It was not always obvious to observers where the position of the anterior LC was in some nasal areas of the ONH when the scan had shadowing from overlying blood vessels. Hence, in the comparisons to be presented, the data for observer–algorithm comparison are given only for the horizontal extent of the anterior LC border in which the observers felt that they could reliably mark it. Their 20 to 40 marked points per scan were converted to cubic spline fits and to sixth order polynomial fits and these were compared with the positions of the algorithm markings. There appeared to be minimal difference between the spline and polynomial fits, so the former will be presented here. The images compared in the observer–algorithm portion comprised 232 sets of markings of 116 scans from 25 eyes for BMO and LC position.
To compare BMO endpoint markings, we calculated the difference in two-dimensional, horizontal, and vertical BMO position between markings for both left and right sides. We also calculated the difference in BMO width, using the scaling factor from pixels to micrometers and the diagonal distance between the endpoints (by Pythagorean theorem). For the ALD, we generated the mean depth difference across the LC, as well as the variance of ALD difference. Because the mean ALD difference could average differences that were in either direction (plus and minus), and this might minimize the true variability between measures, we also calculated the mean differences as absolute values. For this analysis, ALD was judged relative to the reference plane of a line joining the two BMO endpoints, in both the observer and algorithm calculations.

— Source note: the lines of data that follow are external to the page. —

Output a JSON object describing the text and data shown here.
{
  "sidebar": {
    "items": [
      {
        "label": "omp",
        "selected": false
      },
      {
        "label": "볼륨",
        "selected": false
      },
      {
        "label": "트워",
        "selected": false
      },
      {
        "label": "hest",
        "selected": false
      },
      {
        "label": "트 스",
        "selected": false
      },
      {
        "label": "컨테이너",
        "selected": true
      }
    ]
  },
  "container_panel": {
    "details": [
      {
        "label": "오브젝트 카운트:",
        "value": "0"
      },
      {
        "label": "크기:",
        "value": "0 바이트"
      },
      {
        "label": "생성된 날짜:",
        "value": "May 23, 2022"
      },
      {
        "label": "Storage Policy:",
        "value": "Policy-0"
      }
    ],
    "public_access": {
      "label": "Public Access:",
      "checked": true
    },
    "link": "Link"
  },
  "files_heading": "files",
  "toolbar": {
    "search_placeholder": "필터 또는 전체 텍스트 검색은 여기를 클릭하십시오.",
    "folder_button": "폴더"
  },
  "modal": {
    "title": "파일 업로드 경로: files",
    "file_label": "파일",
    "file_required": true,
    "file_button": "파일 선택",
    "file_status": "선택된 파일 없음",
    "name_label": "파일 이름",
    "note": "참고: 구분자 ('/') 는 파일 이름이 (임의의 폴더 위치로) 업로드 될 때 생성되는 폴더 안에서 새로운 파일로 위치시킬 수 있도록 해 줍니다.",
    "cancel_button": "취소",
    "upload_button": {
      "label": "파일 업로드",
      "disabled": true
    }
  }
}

Finally, we compared data derived by the algorithm on the first and third sequential image sets of 24 images from 20 eyes of 20 persons (algorithm–algorithm). The software calculated automatically the mean ALD for each eye using all 24 sectors, using the BMO endpoint reference plane. The line joining the two BMO positions in each scan was defined as the reference position for calculating ALD. From this position, the distance to the spline fitted values for anterior lamina position were calculated as a mean value across the identified area(s) of the lamina.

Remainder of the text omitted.